The dial will normally be fixed to the case or the movement.

When attached to case: Where it is desired to remove the dial from the case, this seldom involves more than a few woodscrews. In turn, the movement will be secured to the case by woodscrews.

When attached to movement: First of all, remove the hands from the movement as described in the section entitled 'Hand removal'. Many movements are secured directly to the dial by use of tapered pins inserted diagonally through feet attached to the dial. Carefully remove these pins (and no others) and ease the dial off. Be extra careful not to remove any other pins at this stage as the mainsprings will still have power in them. Enamelled dials are normally secured to a brass backing plate and this whole plate should be removed. Take great care when removing the enamelled dial from the plate (if absolutely necessary) because the action of bending the soft copper wires on the back may cause the enamel on the front to chip.

Removing the pin from a dial foot

At this stage it is wise to collect up all the parts and lay them carefully in the correct order.
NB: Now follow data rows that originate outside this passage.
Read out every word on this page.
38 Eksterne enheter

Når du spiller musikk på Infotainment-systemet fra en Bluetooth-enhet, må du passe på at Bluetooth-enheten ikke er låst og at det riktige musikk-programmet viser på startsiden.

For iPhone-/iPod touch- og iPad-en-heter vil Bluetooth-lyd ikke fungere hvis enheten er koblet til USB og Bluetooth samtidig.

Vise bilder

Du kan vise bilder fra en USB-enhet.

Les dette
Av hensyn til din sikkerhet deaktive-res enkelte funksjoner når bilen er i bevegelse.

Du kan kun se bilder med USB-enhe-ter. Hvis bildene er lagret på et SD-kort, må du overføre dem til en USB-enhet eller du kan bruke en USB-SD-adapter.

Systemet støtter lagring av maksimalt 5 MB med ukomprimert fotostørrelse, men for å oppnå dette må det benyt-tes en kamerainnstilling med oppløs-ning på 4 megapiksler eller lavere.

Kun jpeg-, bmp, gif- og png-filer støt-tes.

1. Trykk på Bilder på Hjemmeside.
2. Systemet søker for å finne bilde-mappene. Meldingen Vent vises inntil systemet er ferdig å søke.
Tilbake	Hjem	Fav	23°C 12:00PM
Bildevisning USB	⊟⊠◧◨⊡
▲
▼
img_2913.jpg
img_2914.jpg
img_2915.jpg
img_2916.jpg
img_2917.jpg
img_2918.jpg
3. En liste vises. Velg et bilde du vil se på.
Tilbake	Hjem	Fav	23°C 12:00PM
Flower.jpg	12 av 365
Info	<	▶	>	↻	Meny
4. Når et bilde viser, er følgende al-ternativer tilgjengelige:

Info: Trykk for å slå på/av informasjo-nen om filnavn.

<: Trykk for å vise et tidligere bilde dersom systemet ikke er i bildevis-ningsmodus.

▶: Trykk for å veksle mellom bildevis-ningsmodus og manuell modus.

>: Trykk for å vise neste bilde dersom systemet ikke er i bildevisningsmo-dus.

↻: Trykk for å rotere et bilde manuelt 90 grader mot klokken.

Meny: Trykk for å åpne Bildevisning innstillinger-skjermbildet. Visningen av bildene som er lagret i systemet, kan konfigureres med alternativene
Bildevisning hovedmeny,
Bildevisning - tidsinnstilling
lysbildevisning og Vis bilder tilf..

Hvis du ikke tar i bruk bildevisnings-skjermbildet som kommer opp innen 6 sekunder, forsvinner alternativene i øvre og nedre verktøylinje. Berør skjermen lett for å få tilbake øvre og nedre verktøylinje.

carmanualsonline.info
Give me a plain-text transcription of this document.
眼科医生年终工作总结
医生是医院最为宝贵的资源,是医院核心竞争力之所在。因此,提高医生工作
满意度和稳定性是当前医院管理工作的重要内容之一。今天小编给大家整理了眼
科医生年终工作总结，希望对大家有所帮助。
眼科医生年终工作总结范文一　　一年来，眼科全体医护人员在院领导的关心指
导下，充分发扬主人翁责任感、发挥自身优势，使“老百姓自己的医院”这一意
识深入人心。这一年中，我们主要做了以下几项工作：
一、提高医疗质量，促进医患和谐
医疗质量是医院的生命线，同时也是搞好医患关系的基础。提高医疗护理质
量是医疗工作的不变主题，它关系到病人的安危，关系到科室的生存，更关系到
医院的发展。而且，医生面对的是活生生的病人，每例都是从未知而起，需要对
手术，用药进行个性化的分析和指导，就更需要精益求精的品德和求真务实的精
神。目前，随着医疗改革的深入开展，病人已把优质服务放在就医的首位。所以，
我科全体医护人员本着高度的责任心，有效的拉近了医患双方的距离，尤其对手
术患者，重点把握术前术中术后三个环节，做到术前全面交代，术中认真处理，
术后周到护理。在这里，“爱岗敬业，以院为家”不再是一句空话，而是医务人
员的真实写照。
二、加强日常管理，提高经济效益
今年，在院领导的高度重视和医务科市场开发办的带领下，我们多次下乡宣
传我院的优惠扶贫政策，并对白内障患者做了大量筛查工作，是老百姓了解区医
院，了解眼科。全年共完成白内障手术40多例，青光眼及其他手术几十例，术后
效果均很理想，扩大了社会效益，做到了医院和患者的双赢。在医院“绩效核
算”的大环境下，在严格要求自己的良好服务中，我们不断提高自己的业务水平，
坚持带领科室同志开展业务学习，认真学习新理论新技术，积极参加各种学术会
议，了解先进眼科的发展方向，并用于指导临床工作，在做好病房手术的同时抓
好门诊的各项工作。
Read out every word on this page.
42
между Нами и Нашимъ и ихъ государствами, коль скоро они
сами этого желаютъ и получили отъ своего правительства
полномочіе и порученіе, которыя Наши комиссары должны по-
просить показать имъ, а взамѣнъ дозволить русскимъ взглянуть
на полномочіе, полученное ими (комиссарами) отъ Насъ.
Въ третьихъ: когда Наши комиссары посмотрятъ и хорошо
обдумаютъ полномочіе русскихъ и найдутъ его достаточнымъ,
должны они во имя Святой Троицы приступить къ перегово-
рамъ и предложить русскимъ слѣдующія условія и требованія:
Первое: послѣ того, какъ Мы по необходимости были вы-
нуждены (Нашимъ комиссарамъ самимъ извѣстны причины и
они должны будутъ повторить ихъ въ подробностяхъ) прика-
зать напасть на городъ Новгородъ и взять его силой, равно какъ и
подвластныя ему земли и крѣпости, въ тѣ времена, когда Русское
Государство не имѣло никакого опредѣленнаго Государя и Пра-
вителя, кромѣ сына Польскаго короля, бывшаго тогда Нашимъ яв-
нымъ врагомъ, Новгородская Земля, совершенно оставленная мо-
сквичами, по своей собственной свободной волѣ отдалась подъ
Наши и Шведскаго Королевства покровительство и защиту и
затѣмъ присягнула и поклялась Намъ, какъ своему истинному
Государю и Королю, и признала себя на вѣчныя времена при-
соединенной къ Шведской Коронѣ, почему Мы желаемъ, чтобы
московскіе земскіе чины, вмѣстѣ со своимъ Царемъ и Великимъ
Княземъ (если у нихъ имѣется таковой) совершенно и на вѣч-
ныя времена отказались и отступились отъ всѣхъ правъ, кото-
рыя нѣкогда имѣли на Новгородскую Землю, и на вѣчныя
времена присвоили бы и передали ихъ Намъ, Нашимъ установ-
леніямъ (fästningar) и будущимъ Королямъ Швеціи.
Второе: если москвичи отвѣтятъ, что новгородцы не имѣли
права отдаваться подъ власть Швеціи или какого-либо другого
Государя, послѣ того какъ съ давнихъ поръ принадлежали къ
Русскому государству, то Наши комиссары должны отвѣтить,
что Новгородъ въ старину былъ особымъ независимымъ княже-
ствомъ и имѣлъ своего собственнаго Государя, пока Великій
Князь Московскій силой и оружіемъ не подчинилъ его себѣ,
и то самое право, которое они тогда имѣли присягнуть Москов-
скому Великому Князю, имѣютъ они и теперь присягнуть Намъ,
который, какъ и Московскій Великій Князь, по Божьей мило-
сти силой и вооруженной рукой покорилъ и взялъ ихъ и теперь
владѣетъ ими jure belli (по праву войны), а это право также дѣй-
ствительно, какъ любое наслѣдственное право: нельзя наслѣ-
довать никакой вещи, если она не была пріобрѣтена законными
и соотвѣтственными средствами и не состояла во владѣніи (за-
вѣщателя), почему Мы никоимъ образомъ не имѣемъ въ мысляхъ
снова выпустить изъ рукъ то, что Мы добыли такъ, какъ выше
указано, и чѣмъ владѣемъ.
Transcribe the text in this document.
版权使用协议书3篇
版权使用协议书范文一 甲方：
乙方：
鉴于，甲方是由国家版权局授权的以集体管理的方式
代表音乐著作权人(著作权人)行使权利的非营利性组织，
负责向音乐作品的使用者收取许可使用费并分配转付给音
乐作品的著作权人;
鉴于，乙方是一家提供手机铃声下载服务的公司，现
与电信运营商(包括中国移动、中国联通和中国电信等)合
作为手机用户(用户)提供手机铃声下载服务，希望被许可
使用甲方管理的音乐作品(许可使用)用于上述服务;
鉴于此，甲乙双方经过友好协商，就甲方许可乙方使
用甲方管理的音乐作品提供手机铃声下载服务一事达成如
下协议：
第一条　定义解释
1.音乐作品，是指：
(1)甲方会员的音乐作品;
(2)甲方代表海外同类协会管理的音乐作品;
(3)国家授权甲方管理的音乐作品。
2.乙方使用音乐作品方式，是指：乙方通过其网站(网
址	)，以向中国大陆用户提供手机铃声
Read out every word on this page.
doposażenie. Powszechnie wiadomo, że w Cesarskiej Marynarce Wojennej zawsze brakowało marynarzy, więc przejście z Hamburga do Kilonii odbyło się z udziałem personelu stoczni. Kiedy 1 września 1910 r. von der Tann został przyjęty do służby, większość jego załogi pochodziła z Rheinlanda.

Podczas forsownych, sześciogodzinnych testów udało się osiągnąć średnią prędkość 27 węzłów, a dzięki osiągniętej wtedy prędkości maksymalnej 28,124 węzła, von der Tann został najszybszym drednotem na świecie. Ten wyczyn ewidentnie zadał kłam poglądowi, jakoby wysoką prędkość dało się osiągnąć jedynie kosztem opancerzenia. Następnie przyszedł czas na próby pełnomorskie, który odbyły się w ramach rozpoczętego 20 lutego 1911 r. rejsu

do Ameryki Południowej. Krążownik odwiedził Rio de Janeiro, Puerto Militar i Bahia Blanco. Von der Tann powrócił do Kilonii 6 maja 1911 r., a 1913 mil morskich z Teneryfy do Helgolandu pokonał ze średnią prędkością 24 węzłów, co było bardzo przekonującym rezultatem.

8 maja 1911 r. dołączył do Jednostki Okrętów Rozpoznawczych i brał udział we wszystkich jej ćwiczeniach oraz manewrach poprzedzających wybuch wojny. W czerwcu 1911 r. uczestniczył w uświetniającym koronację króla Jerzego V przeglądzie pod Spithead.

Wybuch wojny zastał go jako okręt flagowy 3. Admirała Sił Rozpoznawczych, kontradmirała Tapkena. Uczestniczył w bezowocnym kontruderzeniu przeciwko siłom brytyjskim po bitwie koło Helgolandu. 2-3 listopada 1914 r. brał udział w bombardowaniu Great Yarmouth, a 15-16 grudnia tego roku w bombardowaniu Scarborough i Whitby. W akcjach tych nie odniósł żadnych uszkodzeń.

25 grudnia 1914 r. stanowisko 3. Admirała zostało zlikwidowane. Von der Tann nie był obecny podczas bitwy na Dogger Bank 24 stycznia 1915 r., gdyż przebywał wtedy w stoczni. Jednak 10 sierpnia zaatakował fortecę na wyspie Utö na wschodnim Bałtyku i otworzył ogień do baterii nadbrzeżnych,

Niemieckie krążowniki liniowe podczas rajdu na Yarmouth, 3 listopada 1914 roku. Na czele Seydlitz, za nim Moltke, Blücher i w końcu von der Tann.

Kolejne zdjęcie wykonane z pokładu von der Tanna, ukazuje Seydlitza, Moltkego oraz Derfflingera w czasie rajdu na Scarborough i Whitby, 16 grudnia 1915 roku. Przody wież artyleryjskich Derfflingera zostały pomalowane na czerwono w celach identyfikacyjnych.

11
Make a note of how they were fitted as they will not be needed until much later on.

Warning
Never work on a clock movement with the mainspring wound. A fully wound mainspring contains a tremendous amount of potential energy which is safe if allowed to escape at a controlled rate. If, for instance, the plates of a clock are separated with the springs wound, then the energy will be released suddenly and may strip the teeth from a wheel or remove the skin from a fingertip - you have been warned! Please refer to the section entitled 'Letting down mainsprings'.